HTAC is proud to share the following testimonial on how our peace education program is impacting Afghan children. The letters come from paretns of enrolled children.
Dear Teacher, salaam,
We are very thankful to the peace education program that is benefiting our daughter. Anahita Jan (their daughter) never took part in chores, never put her clothes in place, never helped her sisters and mother, and was always complaining. But after joining the peace education program she has changed completely. She now participates in chores around the house and knows how to keep everything clean and in its own place. She is very cooperative with her sisters and (instead of complaining), she is asking how she can be more helpful. When visitors come to our home she is cheerful and respectful. We are happy for the lessons that our daughter learned in class. She applies those lessons learned in her daily life.
Regards, Anahita's parents
Hello to the peace education teacher,
I am very thankful to the peace education program organizers because it has had a lot of positive effects on my son, Omar, and we are very happy that such a program is running in the school. The program has taught Omar to listen and be patient and not always fight and yell. He is much calmer now although he will still argue his point, but he does this in a respectful way. Most importantly, we see him smile more and be in a much happier mood. We think this program can help us have a good and peaceful family.
Regards, Omar's father
Afghanistan's future has always rested in the hands of each new generation of its most vulnerable citizens; its children. Yet, for almost 30 years, Afghan girls and boys have too often been the forgotten innocent victims of a never-ending cycle of violence, conflict, and terror.
The emotional trauma for children cannot be overestimated. Many Afghan children who were (and still are) exposed to violence in some way, have difficulty coping and are thus reluctant to seek the comfort from a trusting adult, including their own parents. This in turn affects their attitudes and abilities to develop positive behaviors and critical learning tools they will need if they are to become productive adults.
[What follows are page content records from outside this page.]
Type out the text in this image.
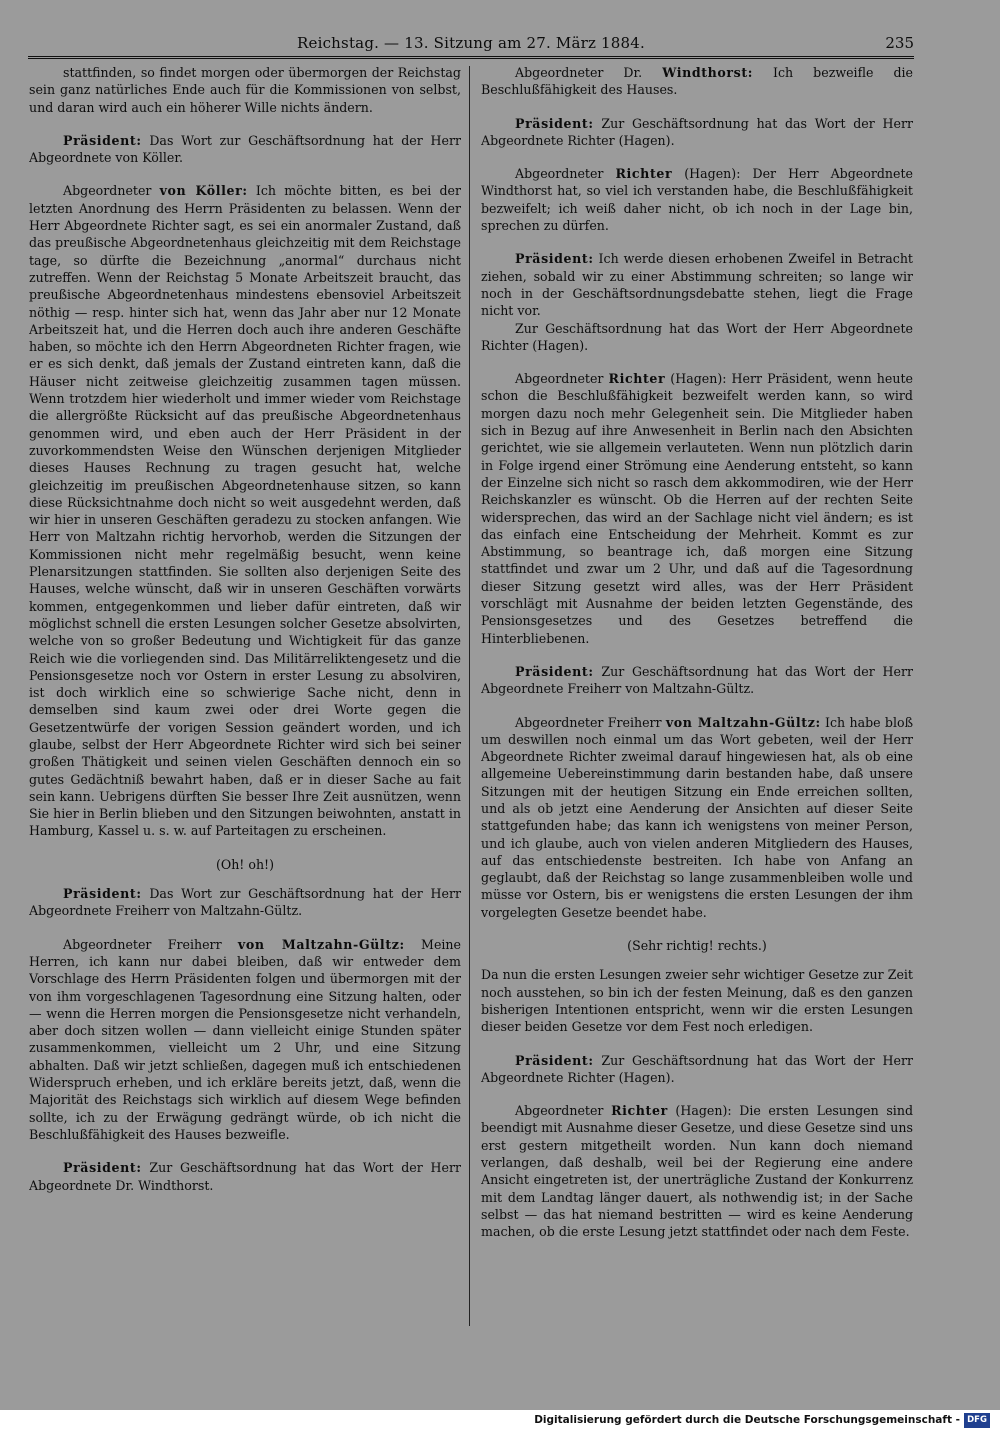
Reichstag. — 13. Sitzung am 27. März 1884.	235

stattfinden, so findet morgen oder übermorgen der Reichstag sein ganz natürliches Ende auch für die Kommissionen von selbst, und daran wird auch ein höherer Wille nichts ändern.

Präsident: Das Wort zur Geschäftsordnung hat der Herr Abgeordnete von Köller.

Abgeordneter von Köller: Ich möchte bitten, es bei der letzten Anordnung des Herrn Präsidenten zu belassen. Wenn der Herr Abgeordnete Richter sagt, es sei ein anormaler Zustand, daß das preußische Abgeordnetenhaus gleichzeitig mit dem Reichstage tage, so dürfte die Bezeichnung „anormal“ durchaus nicht zutreffen. Wenn der Reichstag 5 Monate Arbeitszeit braucht, das preußische Abgeordnetenhaus mindestens ebensoviel Arbeitszeit nöthig — resp. hinter sich hat, wenn das Jahr aber nur 12 Monate Arbeitszeit hat, und die Herren doch auch ihre anderen Geschäfte haben, so möchte ich den Herrn Abgeordneten Richter fragen, wie er es sich denkt, daß jemals der Zustand eintreten kann, daß die Häuser nicht zeitweise gleichzeitig zusammen tagen müssen. Wenn trotzdem hier wiederholt und immer wieder vom Reichstage die allergrößte Rücksicht auf das preußische Abgeordnetenhaus genommen wird, und eben auch der Herr Präsident in der zuvorkommendsten Weise den Wünschen derjenigen Mitglieder dieses Hauses Rechnung zu tragen gesucht hat, welche gleichzeitig im preußischen Abgeordnetenhause sitzen, so kann diese Rücksichtnahme doch nicht so weit ausgedehnt werden, daß wir hier in unseren Geschäften geradezu zu stocken anfangen. Wie Herr von Maltzahn richtig hervorhob, werden die Sitzungen der Kommissionen nicht mehr regelmäßig besucht, wenn keine Plenarsitzungen stattfinden. Sie sollten also derjenigen Seite des Hauses, welche wünscht, daß wir in unseren Geschäften vorwärts kommen, entgegenkommen und lieber dafür eintreten, daß wir möglichst schnell die ersten Lesungen solcher Gesetze absolvirten, welche von so großer Bedeutung und Wichtigkeit für das ganze Reich wie die vorliegenden sind. Das Militärreliktengesetz und die Pensionsgesetze noch vor Ostern in erster Lesung zu absolviren, ist doch wirklich eine so schwierige Sache nicht, denn in demselben sind kaum zwei oder drei Worte gegen die Gesetzentwürfe der vorigen Session geändert worden, und ich glaube, selbst der Herr Abgeordnete Richter wird sich bei seiner großen Thätigkeit und seinen vielen Geschäften dennoch ein so gutes Gedächtniß bewahrt haben, daß er in dieser Sache au fait sein kann. Uebrigens dürften Sie besser Ihre Zeit ausnützen, wenn Sie hier in Berlin blieben und den Sitzungen beiwohnten, anstatt in Hamburg, Kassel u. s. w. auf Parteitagen zu erscheinen.

(Oh! oh!)

Präsident: Das Wort zur Geschäftsordnung hat der Herr Abgeordnete Freiherr von Maltzahn-Gültz.

Abgeordneter Freiherr von Maltzahn-Gültz: Meine Herren, ich kann nur dabei bleiben, daß wir entweder dem Vorschlage des Herrn Präsidenten folgen und übermorgen mit der von ihm vorgeschlagenen Tagesordnung eine Sitzung halten, oder — wenn die Herren morgen die Pensionsgesetze nicht verhandeln, aber doch sitzen wollen — dann vielleicht einige Stunden später zusammenkommen, vielleicht um 2 Uhr, und eine Sitzung abhalten. Daß wir jetzt schließen, dagegen muß ich entschiedenen Widerspruch erheben, und ich erkläre bereits jetzt, daß, wenn die Majorität des Reichstags sich wirklich auf diesem Wege befinden sollte, ich zu der Erwägung gedrängt würde, ob ich nicht die Beschlußfähigkeit des Hauses bezweifle.

Präsident: Zur Geschäftsordnung hat das Wort der Herr Abgeordnete Dr. Windthorst.

Abgeordneter Dr. Windthorst: Ich bezweifle die Beschlußfähigkeit des Hauses.

Präsident: Zur Geschäftsordnung hat das Wort der Herr Abgeordnete Richter (Hagen).

Abgeordneter Richter (Hagen): Der Herr Abgeordnete Windthorst hat, so viel ich verstanden habe, die Beschlußfähigkeit bezweifelt; ich weiß daher nicht, ob ich noch in der Lage bin, sprechen zu dürfen.

Präsident: Ich werde diesen erhobenen Zweifel in Betracht ziehen, sobald wir zu einer Abstimmung schreiten; so lange wir noch in der Geschäftsordnungsdebatte stehen, liegt die Frage nicht vor.

Zur Geschäftsordnung hat das Wort der Herr Abgeordnete Richter (Hagen).

Abgeordneter Richter (Hagen): Herr Präsident, wenn heute schon die Beschlußfähigkeit bezweifelt werden kann, so wird morgen dazu noch mehr Gelegenheit sein. Die Mitglieder haben sich in Bezug auf ihre Anwesenheit in Berlin nach den Absichten gerichtet, wie sie allgemein verlauteten. Wenn nun plötzlich darin in Folge irgend einer Strömung eine Aenderung entsteht, so kann der Einzelne sich nicht so rasch dem akkommodiren, wie der Herr Reichskanzler es wünscht. Ob die Herren auf der rechten Seite widersprechen, das wird an der Sachlage nicht viel ändern; es ist das einfach eine Entscheidung der Mehrheit. Kommt es zur Abstimmung, so beantrage ich, daß morgen eine Sitzung stattfindet und zwar um 2 Uhr, und daß auf die Tagesordnung dieser Sitzung gesetzt wird alles, was der Herr Präsident vorschlägt mit Ausnahme der beiden letzten Gegenstände, des Pensionsgesetzes und des Gesetzes betreffend die Hinterbliebenen.

Präsident: Zur Geschäftsordnung hat das Wort der Herr Abgeordnete Freiherr von Maltzahn-Gültz.

Abgeordneter Freiherr von Maltzahn-Gültz: Ich habe bloß um deswillen noch einmal um das Wort gebeten, weil der Herr Abgeordnete Richter zweimal darauf hingewiesen hat, als ob eine allgemeine Uebereinstimmung darin bestanden habe, daß unsere Sitzungen mit der heutigen Sitzung ein Ende erreichen sollten, und als ob jetzt eine Aenderung der Ansichten auf dieser Seite stattgefunden habe; das kann ich wenigstens von meiner Person, und ich glaube, auch von vielen anderen Mitgliedern des Hauses, auf das entschiedenste bestreiten. Ich habe von Anfang an geglaubt, daß der Reichstag so lange zusammenbleiben wolle und müsse vor Ostern, bis er wenigstens die ersten Lesungen der ihm vorgelegten Gesetze beendet habe.

(Sehr richtig! rechts.)

Da nun die ersten Lesungen zweier sehr wichtiger Gesetze zur Zeit noch ausstehen, so bin ich der festen Meinung, daß es den ganzen bisherigen Intentionen entspricht, wenn wir die ersten Lesungen dieser beiden Gesetze vor dem Fest noch erledigen.

Präsident: Zur Geschäftsordnung hat das Wort der Herr Abgeordnete Richter (Hagen).

Abgeordneter Richter (Hagen): Die ersten Lesungen sind beendigt mit Ausnahme dieser Gesetze, und diese Gesetze sind uns erst gestern mitgetheilt worden. Nun kann doch niemand verlangen, daß deshalb, weil bei der Regierung eine andere Ansicht eingetreten ist, der unerträgliche Zustand der Konkurrenz mit dem Landtag länger dauert, als nothwendig ist; in der Sache selbst — das hat niemand bestritten — wird es keine Aenderung machen, ob die erste Lesung jetzt stattfindet oder nach dem Feste.

Digitalisierung gefördert durch die Deutsche Forschungsgemeinschaft - DFG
Help the Afghan Children (HTAC's) peace education curriculum is helping many of these children deal with the emotions and consequences of anger, fear, fighting, and sadness, while helping them embrace values such as patient, apologizing, bravery, sympathy, mediation, and mutual respect.
A new aspect of HTAC's curriculum has been the introduction of our "Journey of Peace" storybooks. Each of these 16 original, illustrated books are written in Dari, Pashto, and English. The books communicate the message of peace on a very personal level. They provide children with current, real-life examples of the challenges they often see for themselves; especially the underlying emotional trauma of witnessing or experiencing violence, while offering realistic actions children can take to help promote the healing process.
Introduced to over 1,500 students this school year, our storybooks are already beginning to help Afghan children, especially boys, better cope with their emotions, engage in positive behaviors with other students, and with the help of teachers (who also provide guidance to the parents of these children), facilitating a more trusting and nurturing home environment.
In a male-dominated society like Afghanistan, helping young boys incorporate the lessons of peace in their daily lives will go a long way in eventually moving Afghanistan away from war and violence as a country.